I spoke briefly about our particular CSS formatting structure in my last post. But here’s something else that’s been on my mind a lot.
At White Whale, we’re of course always thinking about code efficiency: less queries, less code, fewer requests, et cetera. And much of this on the design side is rote best practices (semantics, accessibility, compatibility). But I still find myself sweating more nitty-gritty details, so I was fascinated to see jpsykes’ analysis of this one. The question boils down to, “How specific should I get with CSS selectors?”
We have:
#header #navigation .portal { font-weight:bold; }
vs.
.portal { font-weight:bold; }
I’ve leaned toward the first on a gut feeling; .portal will only ever appear in #navigation in #header, so why not tell the browser where to look? But intuition is wrong in this case. Check out the graph (again, via jpsykes):

Giving more selector specificity causes performance hits across all the major browsers. What’s happening is that the browser actually starts at the right-hand side of the selector and searches backwards. So it finds all instances of .portal, then climbs up the DOM to make sure it’s in #navigation, then filters again for #header. (You’ll see that FF3 seems to perform best overall, but that’s a little misleading for reasons a commenter notes here. Check out the results with a better control.)

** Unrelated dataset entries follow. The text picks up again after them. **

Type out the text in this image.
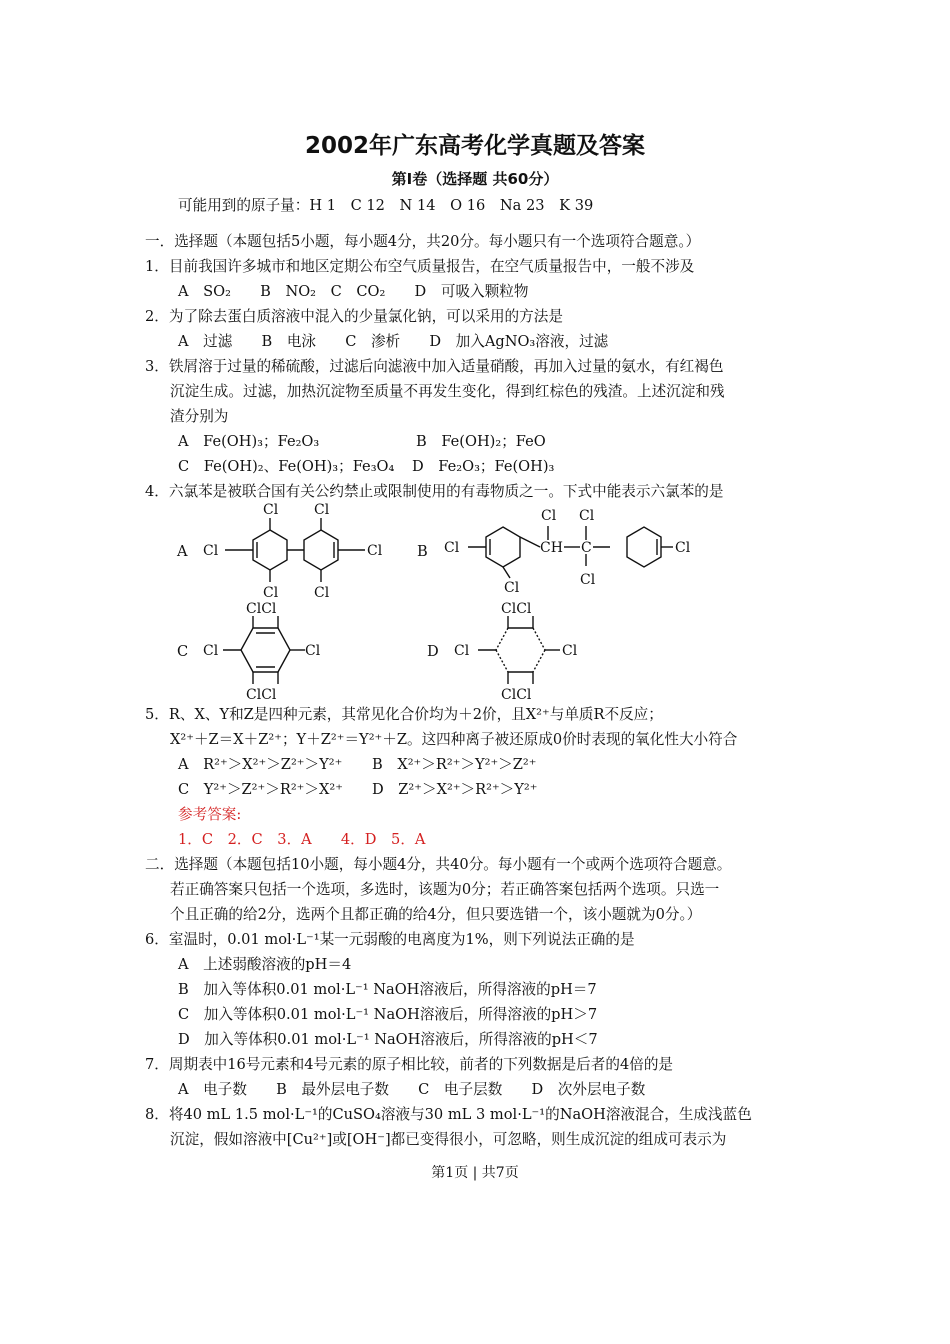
2002年广东高考化学真题及答案
第Ⅰ卷（选择题 共60分）
可能用到的原子量：H 1　C 12　N 14　O 16　Na 23　K 39
一．选择题（本题包括5小题，每小题4分，共20分。每小题只有一个选项符合题意。）
1．目前我国许多城市和地区定期公布空气质量报告，在空气质量报告中，一般不涉及
A　SO₂　　B　NO₂　C　CO₂　　D　可吸入颗粒物
2．为了除去蛋白质溶液中混入的少量氯化钠，可以采用的方法是
A　过滤　　B　电泳　　C　渗析　　D　加入AgNO₃溶液，过滤
3．铁屑溶于过量的稀硫酸，过滤后向滤液中加入适量硝酸，再加入过量的氨水，有红褐色
沉淀生成。过滤，加热沉淀物至质量不再发生变化，得到红棕色的残渣。上述沉淀和残
渣分别为
A　Fe(OH)₃；Fe₂O₃	B　Fe(OH)₂；FeO
C　Fe(OH)₂、Fe(OH)₃；Fe₃O₄ D　Fe₂O₃；Fe(OH)₃
4．六氯苯是被联合国有关公约禁止或限制使用的有毒物质之一。下式中能表示六氯苯的是
A	B
C	D
Cl
Cl
Cl
Cl
Cl
Cl	Cl
Cl
CH
Cl
C
Cl
Cl
Cl
ClCl
ClCl
Cl	Cl
ClCl
ClCl
Cl	Cl
5．R、X、Y和Z是四种元素，其常见化合价均为＋2价，且X²⁺与单质R不反应；
X²⁺＋Z＝X＋Z²⁺；Y＋Z²⁺＝Y²⁺＋Z。这四种离子被还原成0价时表现的氧化性大小符合
A　R²⁺＞X²⁺＞Z²⁺＞Y²⁺ B　X²⁺＞R²⁺＞Y²⁺＞Z²⁺
C　Y²⁺＞Z²⁺＞R²⁺＞X²⁺ D　Z²⁺＞X²⁺＞R²⁺＞Y²⁺
参考答案:
1．C　2．C　3．A　　4．D　5．A
二．选择题（本题包括10小题，每小题4分，共40分。每小题有一个或两个选项符合题意。
若正确答案只包括一个选项，多选时，该题为0分；若正确答案包括两个选项。只选一
个且正确的给2分，选两个且都正确的给4分，但只要选错一个，该小题就为0分。）
6．室温时，0.01 mol·L⁻¹某一元弱酸的电离度为1%，则下列说法正确的是
A　上述弱酸溶液的pH＝4
B　加入等体积0.01 mol·L⁻¹ NaOH溶液后，所得溶液的pH＝7
C　加入等体积0.01 mol·L⁻¹ NaOH溶液后，所得溶液的pH＞7
D　加入等体积0.01 mol·L⁻¹ NaOH溶液后，所得溶液的pH＜7
7．周期表中16号元素和4号元素的原子相比较，前者的下列数据是后者的4倍的是
A　电子数　　B　最外层电子数　　C　电子层数　　D　次外层电子数
8．将40 mL 1.5 mol·L⁻¹的CuSO₄溶液与30 mL 3 mol·L⁻¹的NaOH溶液混合，生成浅蓝色
沉淀，假如溶液中[Cu²⁺]或[OH⁻]都已变得很小，可忽略，则生成沉淀的组成可表示为
第1页 | 共7页
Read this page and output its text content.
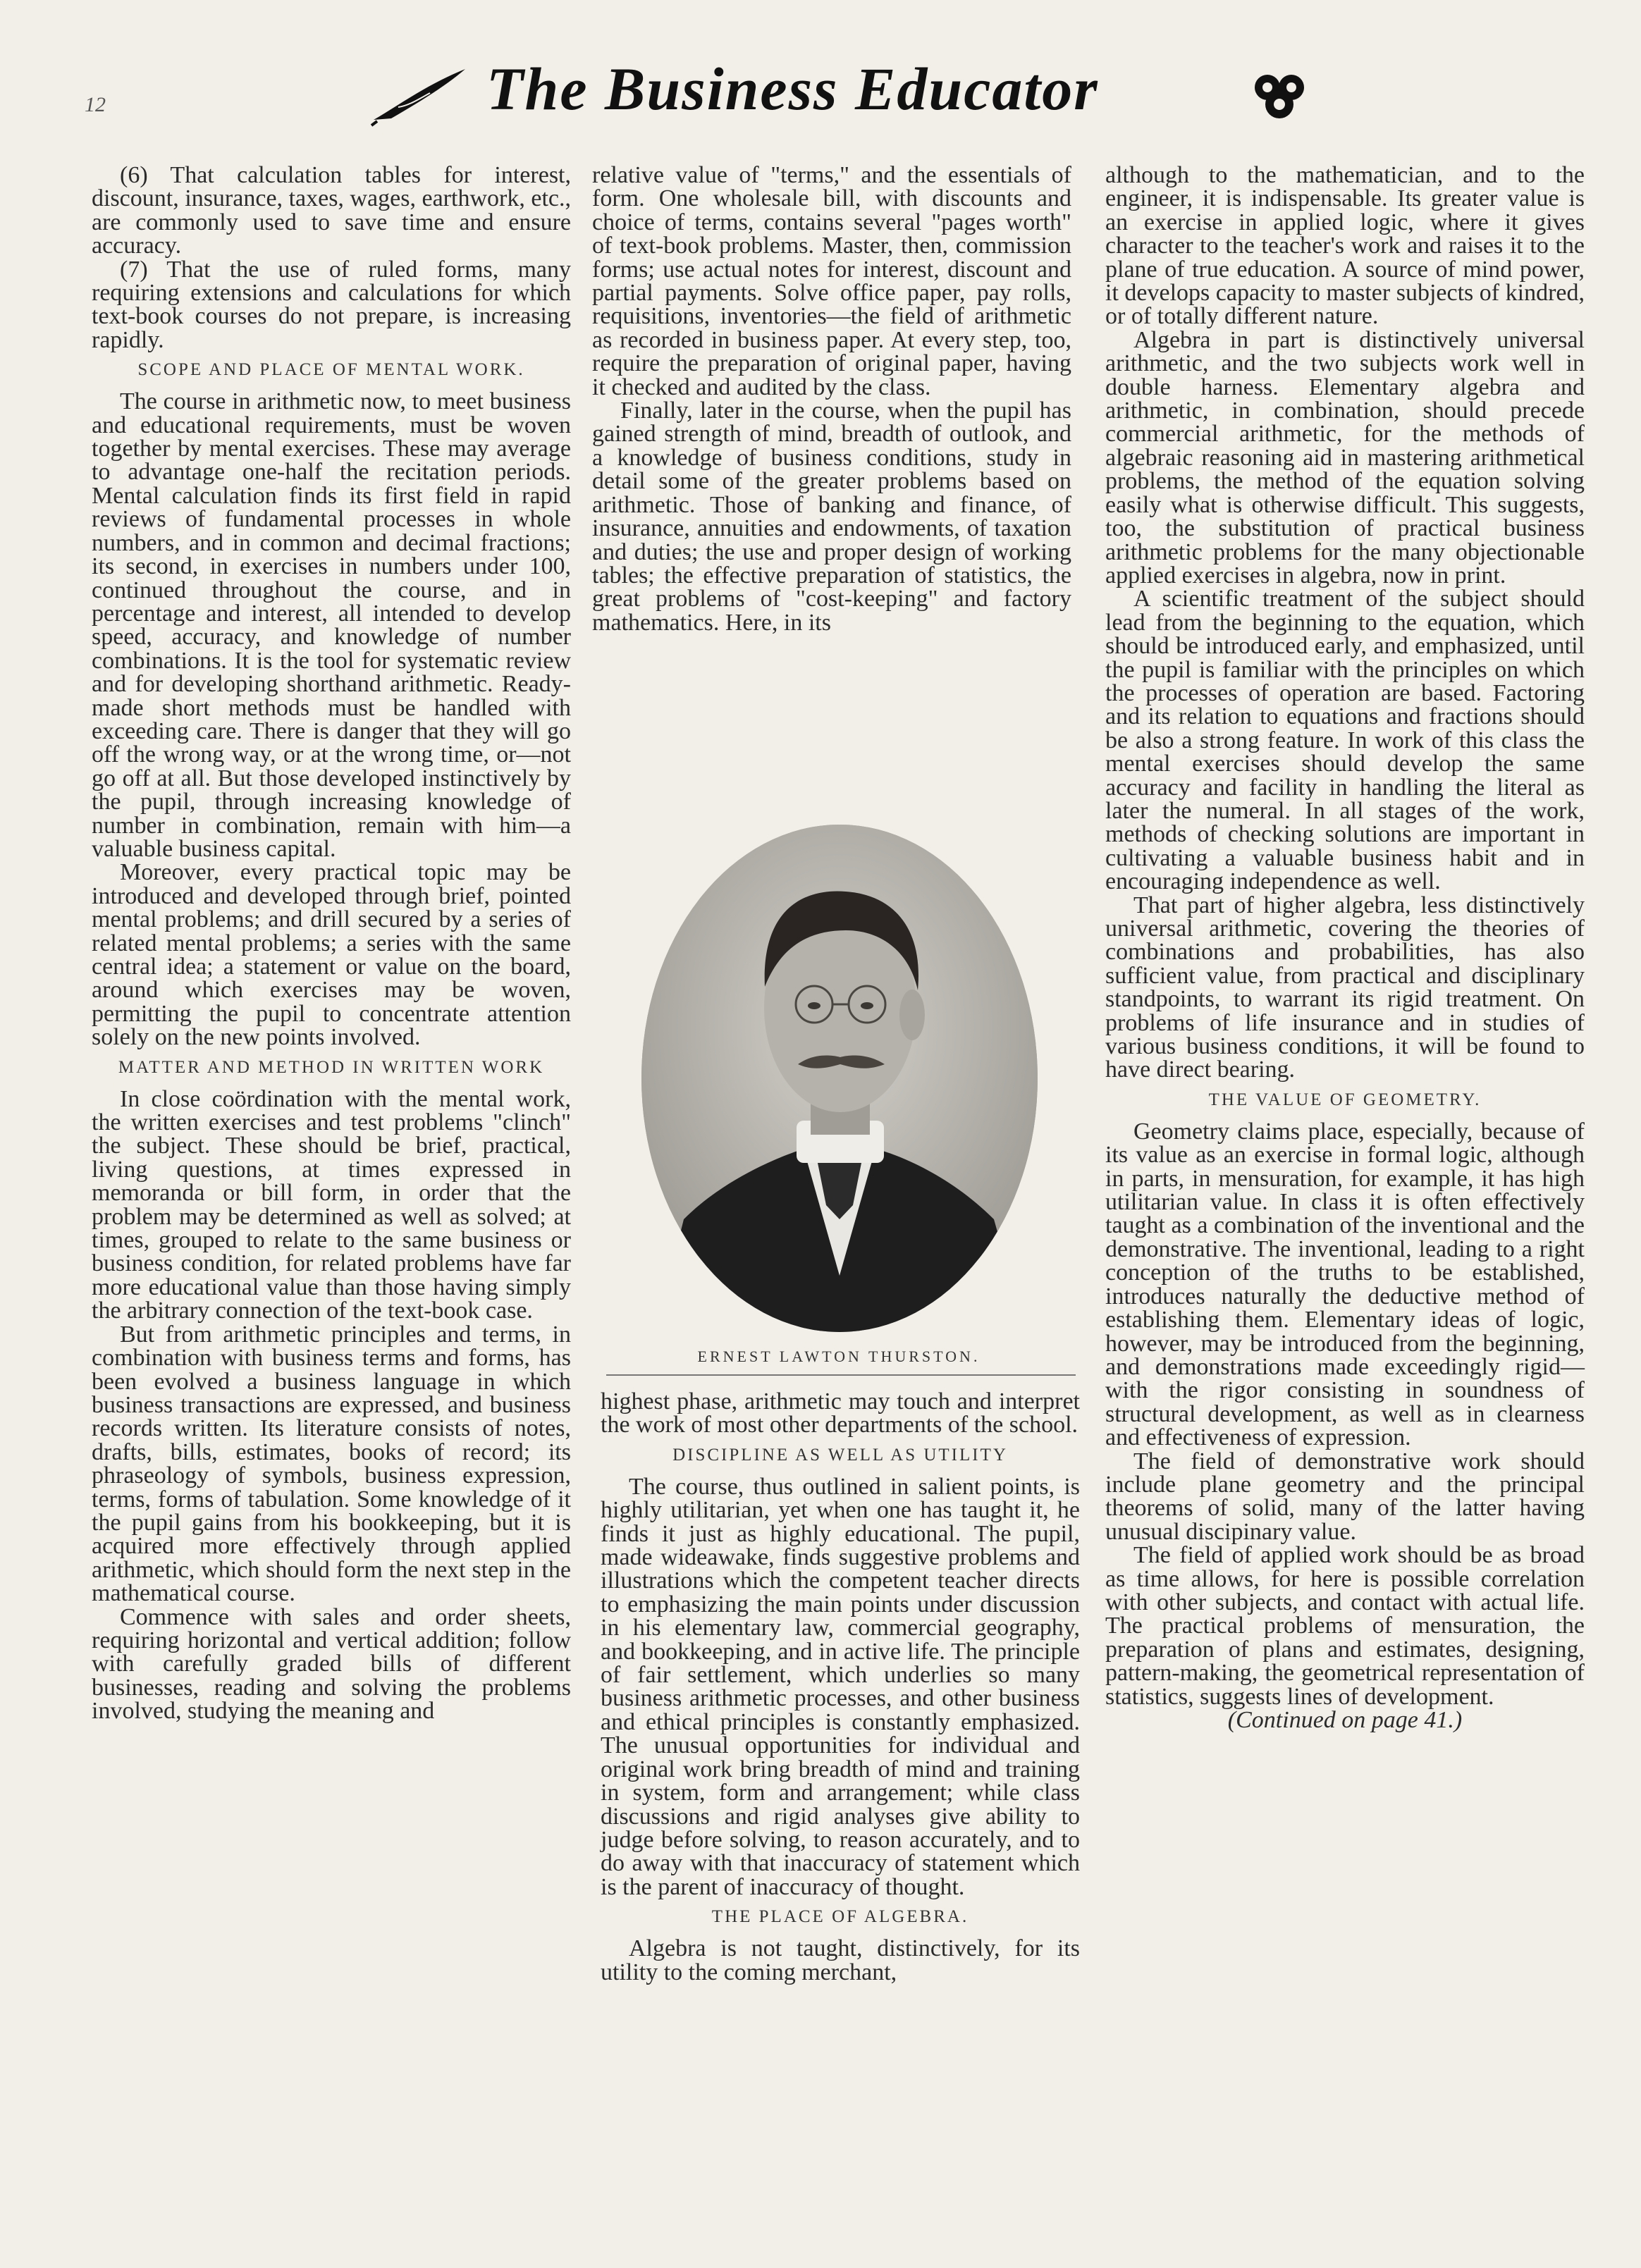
12	The Business Educator

(6) That calculation tables for interest, discount, insurance, taxes, wages, earthwork, etc., are commonly used to save time and ensure accuracy.

(7) That the use of ruled forms, many requiring extensions and calculations for which text-book courses do not prepare, is increasing rapidly.

SCOPE AND PLACE OF MENTAL WORK.

The course in arithmetic now, to meet business and educational requirements, must be woven together by mental exercises. These may average to advantage one-half the recitation periods. Mental calculation finds its first field in rapid reviews of fundamental processes in whole numbers, and in common and decimal fractions; its second, in exercises in numbers under 100, continued throughout the course, and in percentage and interest, all intended to develop speed, accuracy, and knowledge of number combinations. It is the tool for systematic review and for developing shorthand arithmetic. Ready-made short methods must be handled with exceeding care. There is danger that they will go off the wrong way, or at the wrong time, or—not go off at all. But those developed instinctively by the pupil, through increasing knowledge of number in combination, remain with him—a valuable business capital.

Moreover, every practical topic may be introduced and developed through brief, pointed mental problems; and drill secured by a series of related mental problems; a series with the same central idea; a statement or value on the board, around which exercises may be woven, permitting the pupil to concentrate attention solely on the new points involved.

MATTER AND METHOD IN WRITTEN WORK

In close coördination with the mental work, the written exercises and test problems "clinch" the subject. These should be brief, practical, living questions, at times expressed in memoranda or bill form, in order that the problem may be determined as well as solved; at times, grouped to relate to the same business or business condition, for related problems have far more educational value than those having simply the arbitrary connection of the text-book case.

But from arithmetic principles and terms, in combination with business terms and forms, has been evolved a business language in which business transactions are expressed, and business records written. Its literature consists of notes, drafts, bills, estimates, books of record; its phraseology of symbols, business expression, terms, forms of tabulation. Some knowledge of it the pupil gains from his bookkeeping, but it is acquired more effectively through applied arithmetic, which should form the next step in the mathematical course.

Commence with sales and order sheets, requiring horizontal and vertical addition; follow with carefully graded bills of different businesses, reading and solving the problems involved, studying the meaning and

relative value of "terms," and the essentials of form. One wholesale bill, with discounts and choice of terms, contains several "pages worth" of text-book problems. Master, then, commission forms; use actual notes for interest, discount and partial payments. Solve office paper, pay rolls, requisitions, inventories—the field of arithmetic as recorded in business paper. At every step, too, require the preparation of original paper, having it checked and audited by the class.

Finally, later in the course, when the pupil has gained strength of mind, breadth of outlook, and a knowledge of business conditions, study in detail some of the greater problems based on arithmetic. Those of banking and finance, of insurance, annuities and endowments, of taxation and duties; the use and proper design of working tables; the effective preparation of statistics, the great problems of "cost-keeping" and factory mathematics. Here, in its

ERNEST LAWTON THURSTON.

highest phase, arithmetic may touch and interpret the work of most other departments of the school.

DISCIPLINE AS WELL AS UTILITY

The course, thus outlined in salient points, is highly utilitarian, yet when one has taught it, he finds it just as highly educational. The pupil, made wideawake, finds suggestive problems and illustrations which the competent teacher directs to emphasizing the main points under discussion in his elementary law, commercial geography, and bookkeeping, and in active life. The principle of fair settlement, which underlies so many business arithmetic processes, and other business and ethical principles is constantly emphasized. The unusual opportunities for individual and original work bring breadth of mind and training in system, form and arrangement; while class discussions and rigid analyses give ability to judge before solving, to reason accurately, and to do away with that inaccuracy of statement which is the parent of inaccuracy of thought.

THE PLACE OF ALGEBRA.

Algebra is not taught, distinctively, for its utility to the coming merchant,

although to the mathematician, and to the engineer, it is indispensable. Its greater value is an exercise in applied logic, where it gives character to the teacher's work and raises it to the plane of true education. A source of mind power, it develops capacity to master subjects of kindred, or of totally different nature.

Algebra in part is distinctively universal arithmetic, and the two subjects work well in double harness. Elementary algebra and arithmetic, in combination, should precede commercial arithmetic, for the methods of algebraic reasoning aid in mastering arithmetical problems, the method of the equation solving easily what is otherwise difficult. This suggests, too, the substitution of practical business arithmetic problems for the many objectionable applied exercises in algebra, now in print.

A scientific treatment of the subject should lead from the beginning to the equation, which should be introduced early, and emphasized, until the pupil is familiar with the principles on which the processes of operation are based. Factoring and its relation to equations and fractions should be also a strong feature. In work of this class the mental exercises should develop the same accuracy and facility in handling the literal as later the numeral. In all stages of the work, methods of checking solutions are important in cultivating a valuable business habit and in encouraging independence as well.

That part of higher algebra, less distinctively universal arithmetic, covering the theories of combinations and probabilities, has also sufficient value, from practical and disciplinary standpoints, to warrant its rigid treatment. On problems of life insurance and in studies of various business conditions, it will be found to have direct bearing.

THE VALUE OF GEOMETRY.

Geometry claims place, especially, because of its value as an exercise in formal logic, although in parts, in mensuration, for example, it has high utilitarian value. In class it is often effectively taught as a combination of the inventional and the demonstrative. The inventional, leading to a right conception of the truths to be established, introduces naturally the deductive method of establishing them. Elementary ideas of logic, however, may be introduced from the beginning, and demonstrations made exceedingly rigid—with the rigor consisting in soundness of structural development, as well as in clearness and effectiveness of expression.

The field of demonstrative work should include plane geometry and the principal theorems of solid, many of the latter having unusual discipinary value.

The field of applied work should be as broad as time allows, for here is possible correlation with other subjects, and contact with actual life. The practical problems of mensuration, the preparation of plans and estimates, designing, pattern-making, the geometrical representation of statistics, suggests lines of development.

(Continued on page 41.)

Interestingly, the opposite effect is true for JS frameworks. Their selector implementations — we use jQuery at White Whale — tend to process the selectors from left-to-right: first finding #header, then looking inside it for #navigation, and then inside that for any instances of .portal. So those work best when coded with some specificity.
It’s important to note here that we’re talking fractions of a second on a page with 20,000 test elements. So until we start serving 20,000 database records on a single page, our best practice will be whatever makes it easiest to keep the code straight in our own minds and for our clients — but I can’t help but think I’ll be subconsciously affected by the knowledge that every .newslist li .summary might shaving precious milliseconds off our load time.